En France, les statistiques à caractère «ethnique» étant illégales, on ne peut se fier qu’au nombre de carnets de circulation, soit environ 150 000 itinérants.

Comment les appeler ?

Selon les époques, on a utilisé plusieurs noms : Bohémiens, Romanichels, Manouches, Egyptiens, Zingaros, Gitans, Tsiganes, Roms, etc…

La dénomination « Gens du voyage » est purement française et administrative. Apparue en 1972 ( à la suite de la loi de 1969 ), curieusement elle désigne les Roms ( et quelques autres nomades) même s’ils ne voyagent pas ! En fait, il faut savoir qu’environ 1/6 des Roms pratique le nomadisme, les 5/6 restants justifient d’une adresse.

Il semble qu’actuellement on s’accorde sur le terme de Rom. Rom veut dire « Homme » en langue Romani, laquelle dérive du sanskrit (langue ancienne de l’Inde).

D’où viennent-ils ?

Nous savons depuis longtemps que les Roms sont originaires de l’Inde, et plus précisément de la ville de Kannauj ( près de Kanpur et d’Agra, et non loin du Gange ), dans l’état de l’Uttar, le plus peuplé de l’Inde. Le linguiste Marcel Courtiade de l’Institut des Langues Orientales (INALCO) a ainsi pu retrouver de très nombreuses similitudes entre la langue Rom et les langues parlées dans cette province de l’Uttar Pradesh. Jusque vers l’an mil, Kannauj était la capitale d’un royaume important et prospère.
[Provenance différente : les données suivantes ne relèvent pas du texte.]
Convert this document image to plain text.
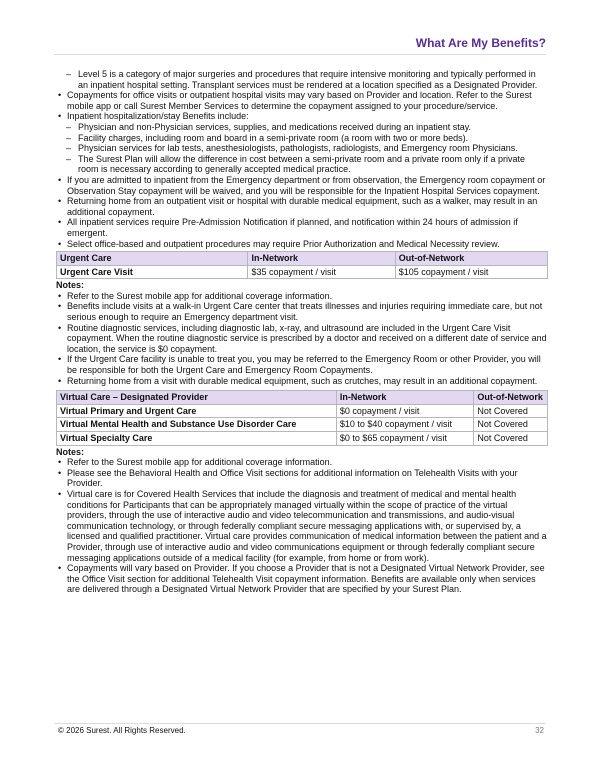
What Are My Benefits?
– Level 5 is a category of major surgeries and procedures that require intensive monitoring and typically performed in an inpatient hospital setting. Transplant services must be rendered at a location specified as a Designated Provider.
• Copayments for office visits or outpatient hospital visits may vary based on Provider and location. Refer to the Surest mobile app or call Surest Member Services to determine the copayment assigned to your procedure/service.
• Inpatient hospitalization/stay Benefits include:
– Physician and non-Physician services, supplies, and medications received during an inpatient stay.
– Facility charges, including room and board in a semi-private room (a room with two or more beds).
– Physician services for lab tests, anesthesiologists, pathologists, radiologists, and Emergency room Physicians.
– The Surest Plan will allow the difference in cost between a semi-private room and a private room only if a private room is necessary according to generally accepted medical practice.
• If you are admitted to inpatient from the Emergency department or from observation, the Emergency room copayment or Observation Stay copayment will be waived, and you will be responsible for the Inpatient Hospital Services copayment.
• Returning home from an outpatient visit or hospital with durable medical equipment, such as a walker, may result in an additional copayment.
• All inpatient services require Pre-Admission Notification if planned, and notification within 24 hours of admission if emergent.
• Select office-based and outpatient procedures may require Prior Authorization and Medical Necessity review.
Urgent Care	In-Network	Out-of-Network
Urgent Care Visit	$35 copayment / visit	$105 copayment / visit
Notes:
• Refer to the Surest mobile app for additional coverage information.
• Benefits include visits at a walk-in Urgent Care center that treats illnesses and injuries requiring immediate care, but not serious enough to require an Emergency department visit.
• Routine diagnostic services, including diagnostic lab, x-ray, and ultrasound are included in the Urgent Care Visit copayment. When the routine diagnostic service is prescribed by a doctor and received on a different date of service and location, the service is $0 copayment.
• If the Urgent Care facility is unable to treat you, you may be referred to the Emergency Room or other Provider, you will be responsible for both the Urgent Care and Emergency Room Copayments.
• Returning home from a visit with durable medical equipment, such as crutches, may result in an additional copayment.
Virtual Care – Designated Provider	In-Network	Out-of-Network
Virtual Primary and Urgent Care	$0 copayment / visit	Not Covered
Virtual Mental Health and Substance Use Disorder Care	$10 to $40 copayment / visit	Not Covered
Virtual Specialty Care	$0 to $65 copayment / visit	Not Covered
Notes:
• Refer to the Surest mobile app for additional coverage information.
• Please see the Behavioral Health and Office Visit sections for additional information on Telehealth Visits with your Provider.
• Virtual care is for Covered Health Services that include the diagnosis and treatment of medical and mental health conditions for Participants that can be appropriately managed virtually within the scope of practice of the virtual providers, through the use of interactive audio and video telecommunication and transmissions, and audio-visual communication technology, or through federally compliant secure messaging applications with, or supervised by, a licensed and qualified practitioner. Virtual care provides communication of medical information between the patient and a Provider, through use of interactive audio and video communications equipment or through federally compliant secure messaging applications outside of a medical facility (for example, from home or from work).
• Copayments will vary based on Provider. If you choose a Provider that is not a Designated Virtual Network Provider, see the Office Visit section for additional Telehealth Visit copayment information. Benefits are available only when services are delivered through a Designated Virtual Network Provider that are specified by your Surest Plan.
© 2026 Surest. All Rights Reserved.	32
En 1018, des conquérants afghans s’emparent du royaume et emmènent en esclavage la population Rom dans la région du Khorassan (nord-est de l’Iran actuel et ouest de l’Afghanistan).

Cette région va très vite subir les invasions turco-mongoles et, dès lors, les Roms vont entamer leur exode vers l’ouest en très grande majorité. Au XIVème siècle, on les trouve au Proche-Orient, dans ce qui reste de l’empire Byzantin.

Les Turcs Ottomans arrivant en Anatolie, les Roms se réfugient dans les Balkans et beaucoup longeront le Danube où ils se fixeront.

Cela fait plus de 600 ans qu’ils sont en Europe et même en France : un texte de l’année 1419 signale, dans l’est de la France, l’arrivée de groupes d’étrangers, à pied, habillés autrement que les gens du pays et dormant en plein air à même le sol.

Tantôt appréciés, tantôt honnis…

En France, ils furent remarqués et appréciés pour leurs connaissances dans le domaine équestre ou de la métallurgie et on trouve, aux XVème et XVIème siècles, des campements roms au pied des châteaux-forts, pour assurer l’élevage et le dressage des chevaux des seigneurs locaux.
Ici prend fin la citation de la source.